Players must be named on 75% of the Baseball Writers Association of America’s ballots to get in. Raines was named on 86% of the ballots. Bagwell was named on 86.2%. Rodriguez was named on 76%. Non-inductees with significant vote totals include Trevor Hoffman at 74% and Vladimir Guerrero at  71.7%. The full results can be seen here.

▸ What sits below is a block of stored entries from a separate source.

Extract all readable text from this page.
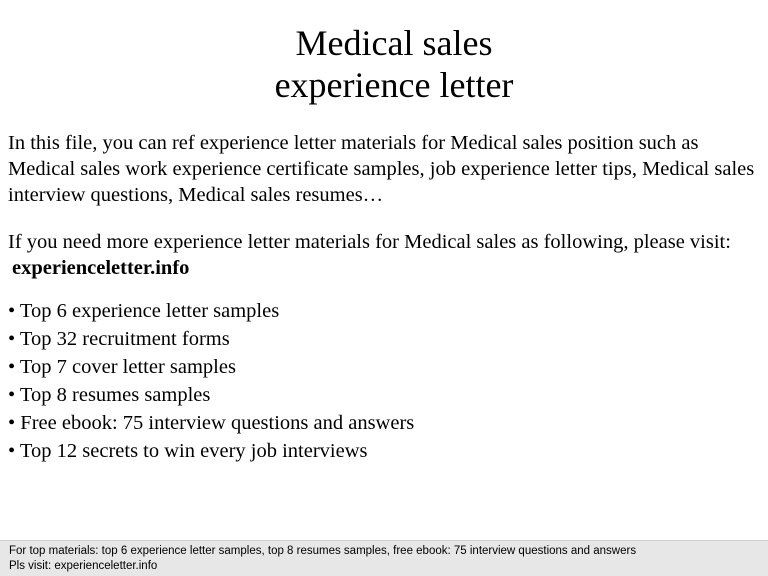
Medical sales
experience letter
In this file, you can ref experience letter materials for Medical sales position such as Medical sales work experience certificate samples, job experience letter tips, Medical sales interview questions, Medical sales resumes…
If you need more experience letter materials for Medical sales as following, please visit: experienceletter.info
• Top 6 experience letter samples
• Top 32 recruitment forms
• Top 7 cover letter samples
• Top 8 resumes samples
• Free ebook: 75 interview questions and answers
• Top 12 secrets to win every job interviews
For top materials: top 6 experience letter samples, top 8 resumes samples, free ebook: 75 interview questions and answers
Pls visit: experienceletter.info
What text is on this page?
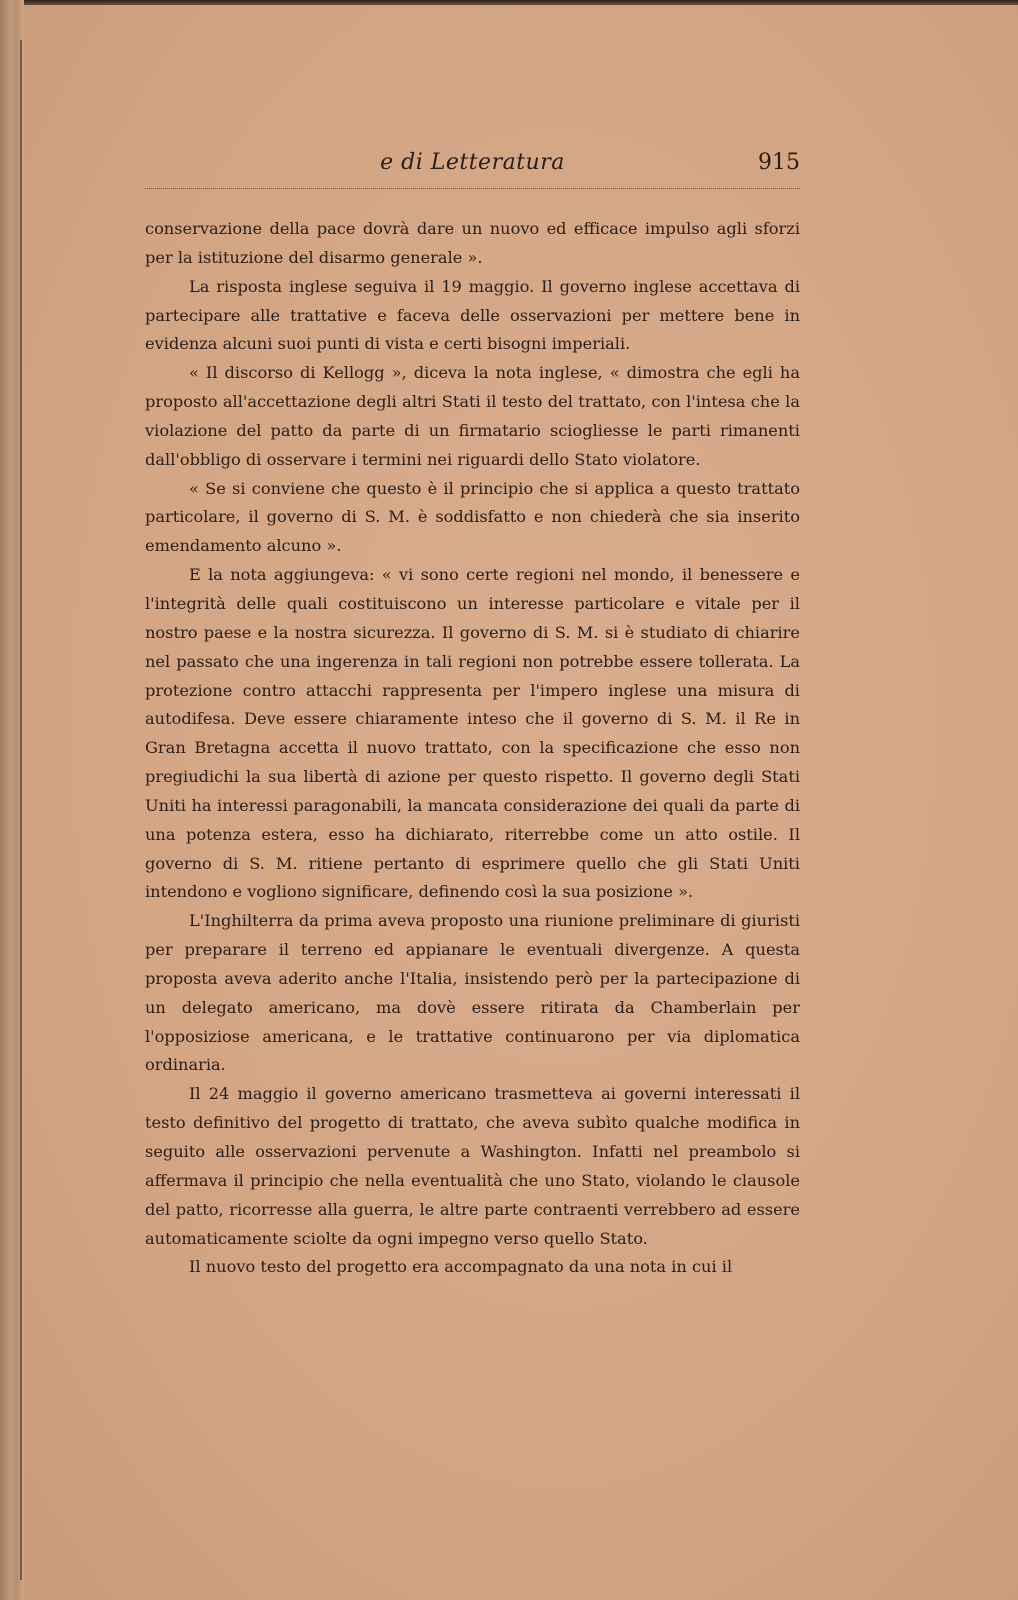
e di Letteratura	915

conservazione della pace dovrà dare un nuovo ed efficace impulso agli sforzi per la istituzione del disarmo generale ».

La risposta inglese seguiva il 19 maggio. Il governo inglese accettava di partecipare alle trattative e faceva delle osservazioni per mettere bene in evidenza alcuni suoi punti di vista e certi bisogni imperiali.

« Il discorso di Kellogg », diceva la nota inglese, « dimostra che egli ha proposto all'accettazione degli altri Stati il testo del trattato, con l'intesa che la violazione del patto da parte di un firmatario sciogliesse le parti rimanenti dall'obbligo di osservare i termini nei riguardi dello Stato violatore.

« Se si conviene che questo è il principio che si applica a questo trattato particolare, il governo di S. M. è soddisfatto e non chiederà che sia inserito emendamento alcuno ».

E la nota aggiungeva: « vi sono certe regioni nel mondo, il benessere e l'integrità delle quali costituiscono un interesse particolare e vitale per il nostro paese e la nostra sicurezza. Il governo di S. M. si è studiato di chiarire nel passato che una ingerenza in tali regioni non potrebbe essere tollerata. La protezione contro attacchi rappresenta per l'impero inglese una misura di autodifesa. Deve essere chiaramente inteso che il governo di S. M. il Re in Gran Bretagna accetta il nuovo trattato, con la specificazione che esso non pregiudichi la sua libertà di azione per questo rispetto. Il governo degli Stati Uniti ha interessi paragonabili, la mancata considerazione dei quali da parte di una potenza estera, esso ha dichiarato, riterrebbe come un atto ostile. Il governo di S. M. ritiene pertanto di esprimere quello che gli Stati Uniti intendono e vogliono significare, definendo così la sua posizione ».

L'Inghilterra da prima aveva proposto una riunione preliminare di giuristi per preparare il terreno ed appianare le eventuali divergenze. A questa proposta aveva aderito anche l'Italia, insistendo però per la partecipazione di un delegato americano, ma dovè essere ritirata da Chamberlain per l'opposiziose americana, e le trattative continuarono per via diplomatica ordinaria.

Il 24 maggio il governo americano trasmetteva ai governi interessati il testo definitivo del progetto di trattato, che aveva subìto qualche modifica in seguito alle osservazioni pervenute a Washington. Infatti nel preambolo si affermava il principio che nella eventualità che uno Stato, violando le clausole del patto, ricorresse alla guerra, le altre parte contraenti verrebbero ad essere automaticamente sciolte da ogni impegno verso quello Stato.

Il nuovo testo del progetto era accompagnato da una nota in cui il
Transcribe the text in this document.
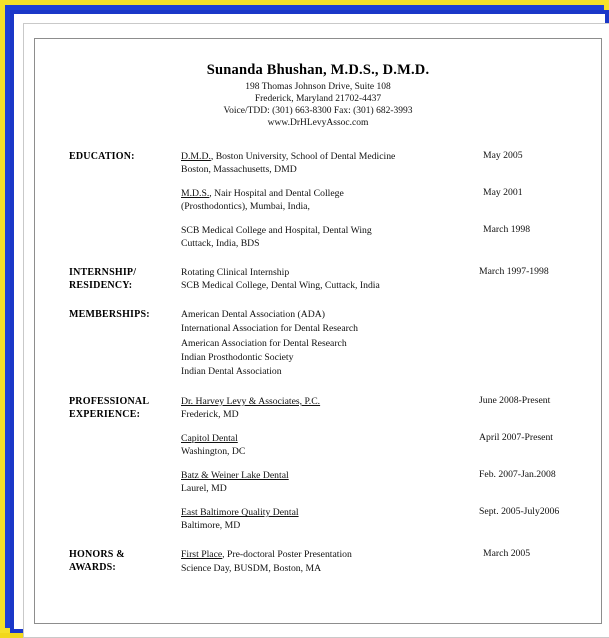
Sunanda Bhushan, M.D.S., D.M.D.
198 Thomas Johnson Drive, Suite 108
Frederick, Maryland 21702-4437
Voice/TDD: (301) 663-8300 Fax: (301) 682-3993
www.DrHLevyAssoc.com
EDUCATION:	D.M.D., Boston University, School of Dental Medicine
Boston, Massachusetts, DMD
May 2005
M.D.S., Nair Hospital and Dental College
(Prosthodontics), Mumbai, India,
May 2001
SCB Medical College and Hospital, Dental Wing
Cuttack, India, BDS
March 1998
INTERNSHIP/
RESIDENCY:
Rotating Clinical Internship
SCB Medical College, Dental Wing, Cuttack, India
March 1997-1998
MEMBERSHIPS:	American Dental Association (ADA)
International Association for Dental Research
American Association for Dental Research
Indian Prosthodontic Society
Indian Dental Association
PROFESSIONAL
EXPERIENCE:
Dr. Harvey Levy & Associates, P.C.
Frederick, MD
June 2008-Present
Capitol Dental
Washington, DC
April 2007-Present
Batz & Weiner Lake Dental
Laurel, MD
Feb. 2007-Jan.2008
East Baltimore Quality Dental
Baltimore, MD
Sept. 2005-July2006
HONORS &
AWARDS:
First Place, Pre-doctoral Poster Presentation
Science Day, BUSDM, Boston, MA
March 2005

Others not making the cut but still alive for next year, with vote totals in parenthesis: Edgar Martinez (58.6); Roger Clemens (54.1); Barry Bonds (53.8); Mike Mussina (51.8); Curt Schilling (45.0); Manny Ramirez (23.8); Larry Walker (21.9); Fred McGriff (21.7); Jeff Kent (16.7); Gary Sheffield (13.3%); Billy Wagner (10.2); and Sammy Sosa (8.6). Making his final appearance on the ballot was Lee Smith, who received 34.2% of the vote in his last year of eligibility. He will now be the business of the Veterans Committee.

Players who fell off the ballot due to not having the requisite 5% to stay on: Jorge Posada; Magglio Ordoñez; Edgar Renteria; Jason Varitek; Tim Wakefield; Casey Blake; Pat Burrell; Orlando Cabrera; Mike Cameron; J.D. Drew; Carlos Guillen; Derrek Lee; Melvin Mora; Arthur Rhodes; Freddy Sanchez; and Matt Stairs

We’ll have continued updates on today’s Hall of Fame vote throughout the evening and in the coming days. In the meantime, congratulations to this year’s inductees, Tim Raines, Jeff Bagwell and Ivan Rodriguez!